Les relations informelles peuvent ouvrir la voie à une opportunité. Elles ne devraient toutefois pas être déterminantes dans la décision d'engager ou non des capitaux.

L'horizon à long terme ne constitue un avantage que lorsqu'il est utilisé

Les family offices sont souvent décrits comme des investisseurs patients. Leur capital n'est pas lié à la durée de vie d'un fonds classique, et ils peuvent conserver leurs actifs de génération en génération.

Cela leur confère un avantage potentiel dans des domaines où la création de valeur est un processus lent, tels que la sylviculture, les infrastructures climatiques et les technologies en phase de démarrage.

Il ne faut pas confondre la patience avec la tolérance face à des résultats médiocres.

Les investissements à long terme nécessitent tout de même des étapes clés, une gouvernance et une feuille de route crédible vers la viabilité financière. Un family office peut se permettre d’attendre plus longtemps avant d’obtenir un rendement, mais il ne doit pas pour autant se servir de son horizon temporel pour éviter de prendre des décisions difficiles.

Les stratégies durables les plus efficaces allieront flexibilité et discipline.

Ils admettront que certaines opportunités nécessitent davantage de temps, tout en restant prêts à retirer leurs capitaux lorsque les fondements de l'investissement ne sont plus valables.

La durabilité ne remplacera pas le mandat d'investissement

Les investissements durables pourraient occuper une place plus importante dans les portefeuilles des family offices au cours des trois à cinq prochaines années. Cette tendance s'explique par le renouvellement générationnel, la réglementation et l'élargissement des opportunités d'investissement.

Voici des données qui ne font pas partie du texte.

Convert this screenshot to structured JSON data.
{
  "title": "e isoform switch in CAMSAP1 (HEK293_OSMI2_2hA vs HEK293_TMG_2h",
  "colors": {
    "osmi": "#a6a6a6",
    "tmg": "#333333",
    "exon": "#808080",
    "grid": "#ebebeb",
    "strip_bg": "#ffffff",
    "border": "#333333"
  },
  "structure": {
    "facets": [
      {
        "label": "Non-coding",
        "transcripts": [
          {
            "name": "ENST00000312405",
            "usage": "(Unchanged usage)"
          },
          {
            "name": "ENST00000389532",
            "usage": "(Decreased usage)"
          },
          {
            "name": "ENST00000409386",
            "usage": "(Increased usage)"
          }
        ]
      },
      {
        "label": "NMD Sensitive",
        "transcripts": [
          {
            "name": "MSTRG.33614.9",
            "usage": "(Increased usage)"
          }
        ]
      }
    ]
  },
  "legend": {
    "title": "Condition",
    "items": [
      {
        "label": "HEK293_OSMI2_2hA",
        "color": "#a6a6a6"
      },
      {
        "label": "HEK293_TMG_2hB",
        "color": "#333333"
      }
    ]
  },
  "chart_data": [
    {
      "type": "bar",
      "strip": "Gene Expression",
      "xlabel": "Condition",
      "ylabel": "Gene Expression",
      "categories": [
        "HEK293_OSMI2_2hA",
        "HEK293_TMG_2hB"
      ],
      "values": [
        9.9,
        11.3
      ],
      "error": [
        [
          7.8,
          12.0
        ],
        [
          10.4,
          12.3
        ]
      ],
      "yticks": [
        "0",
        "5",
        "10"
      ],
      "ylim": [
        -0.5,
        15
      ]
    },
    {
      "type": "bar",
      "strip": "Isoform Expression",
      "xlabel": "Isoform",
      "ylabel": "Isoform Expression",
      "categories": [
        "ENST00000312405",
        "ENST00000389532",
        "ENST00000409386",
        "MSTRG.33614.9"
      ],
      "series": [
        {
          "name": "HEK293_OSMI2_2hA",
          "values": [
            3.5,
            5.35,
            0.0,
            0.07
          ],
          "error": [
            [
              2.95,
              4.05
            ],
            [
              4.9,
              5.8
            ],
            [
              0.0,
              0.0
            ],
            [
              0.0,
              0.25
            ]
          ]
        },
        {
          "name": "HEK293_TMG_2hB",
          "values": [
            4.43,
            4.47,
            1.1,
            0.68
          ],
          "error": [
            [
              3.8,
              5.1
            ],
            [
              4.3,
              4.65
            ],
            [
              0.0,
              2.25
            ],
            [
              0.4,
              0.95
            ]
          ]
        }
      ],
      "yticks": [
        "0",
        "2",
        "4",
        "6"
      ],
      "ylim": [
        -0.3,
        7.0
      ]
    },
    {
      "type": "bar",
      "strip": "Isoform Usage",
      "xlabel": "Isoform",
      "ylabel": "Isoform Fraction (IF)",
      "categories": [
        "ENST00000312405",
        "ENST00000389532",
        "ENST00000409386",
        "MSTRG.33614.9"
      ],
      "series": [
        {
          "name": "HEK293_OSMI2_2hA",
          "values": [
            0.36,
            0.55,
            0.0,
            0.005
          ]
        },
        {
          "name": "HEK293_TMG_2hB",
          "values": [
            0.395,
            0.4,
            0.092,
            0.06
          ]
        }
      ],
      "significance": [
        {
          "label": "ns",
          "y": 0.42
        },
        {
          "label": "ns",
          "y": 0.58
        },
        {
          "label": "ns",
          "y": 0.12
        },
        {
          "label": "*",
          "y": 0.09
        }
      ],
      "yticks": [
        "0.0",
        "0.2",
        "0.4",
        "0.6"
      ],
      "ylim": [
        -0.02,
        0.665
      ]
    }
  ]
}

La Société financière internationale (SFI) prévoit que les investissements durables pourraient représenter 30% des actifs sous gestion à l'échelle mondiale d'ici 2025. Ce chiffre exact doit encore être vérifié, mais il est clair que ce marché a désormais dépassé le stade d'une petite niche spécialisée.

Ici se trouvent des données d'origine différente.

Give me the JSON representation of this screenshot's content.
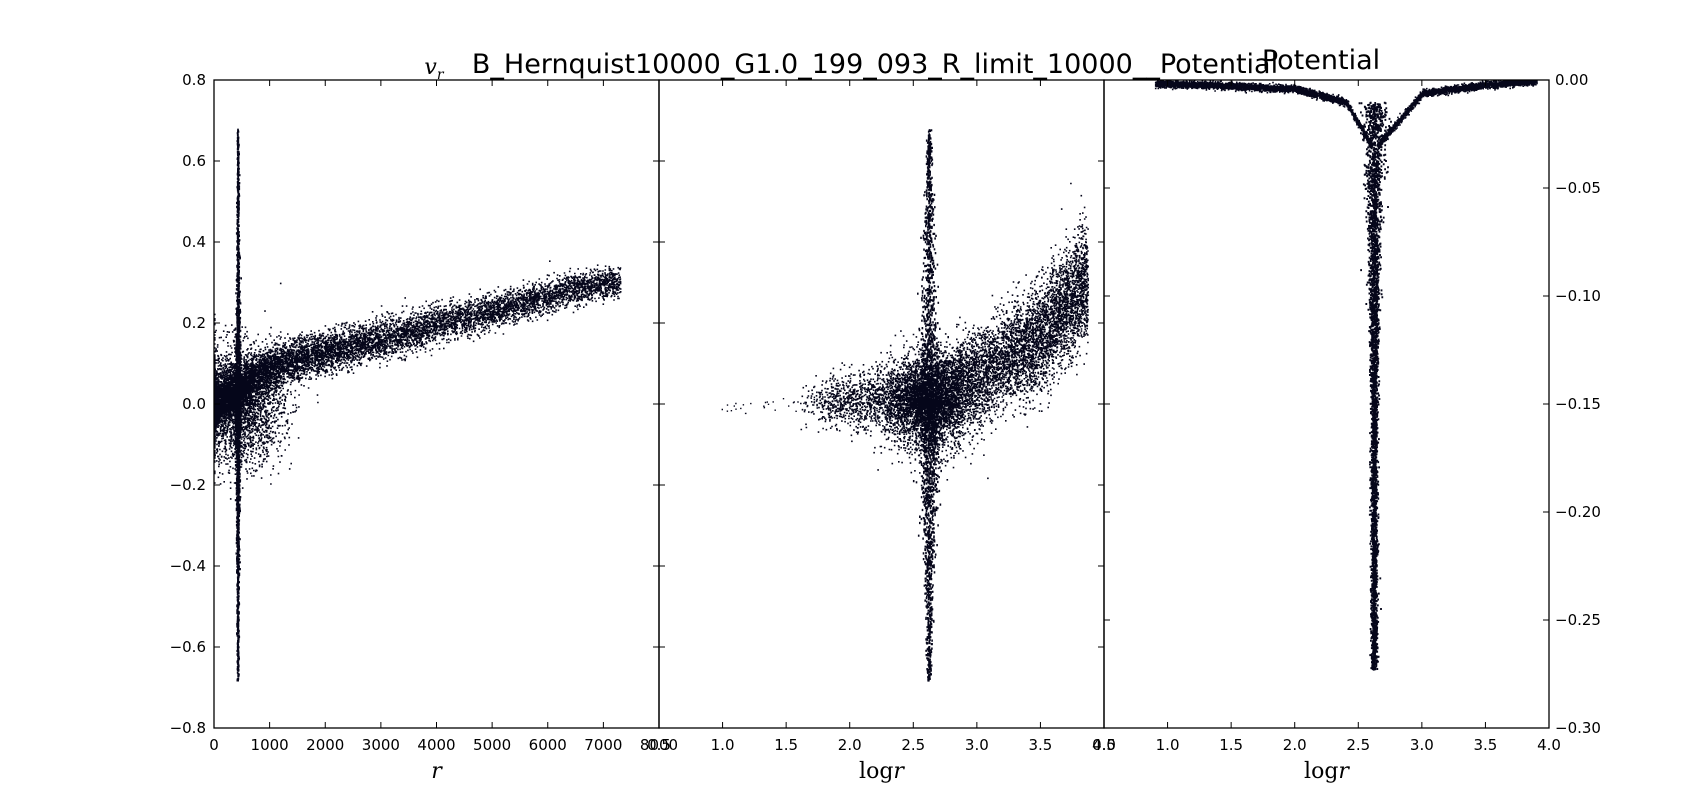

Pour les family offices indépendants, la question déterminante ne sera pas de savoir s'il faut ou non utiliser la terminologie ESG.

Tout dépendra de leur capacité à transformer ces valeurs familiales générales en une politique d'investissement capable de résister aux fluctuations des marchés, au passage des générations et au renouvellement des conseillers.

Cela va au-delà des exclusions et des notations favorables. Les familles ont besoin d’objectifs clairs, de données fiables, d’une gouvernance solide et d’une volonté de mesurer à la fois les résultats financiers et non financiers.

Les family offices individuels sont particulièrement bien placés pour soutenir les investissements qui nécessitent des capitaux à long terme. Leur indépendance leur permet d'intervenir plus tôt et de conserver les actifs plus longtemps que de nombreux investisseurs institutionnels.

Cette liberté ne garantit pas de bons résultats.

L'investissement durable ne gagne en crédibilité que lorsque la même rigueur que celle appliquée à la préservation du patrimoine est appliquée aux engagements environnementaux et sociaux. L'objectif n'est pas de choisir entre rendement et responsabilité, mais de comprendre dans quels domaines ils se renforcent mutuellement, dans quels domaines ils s'opposent, et ce que la famille est prête à faire lorsque cela se produit.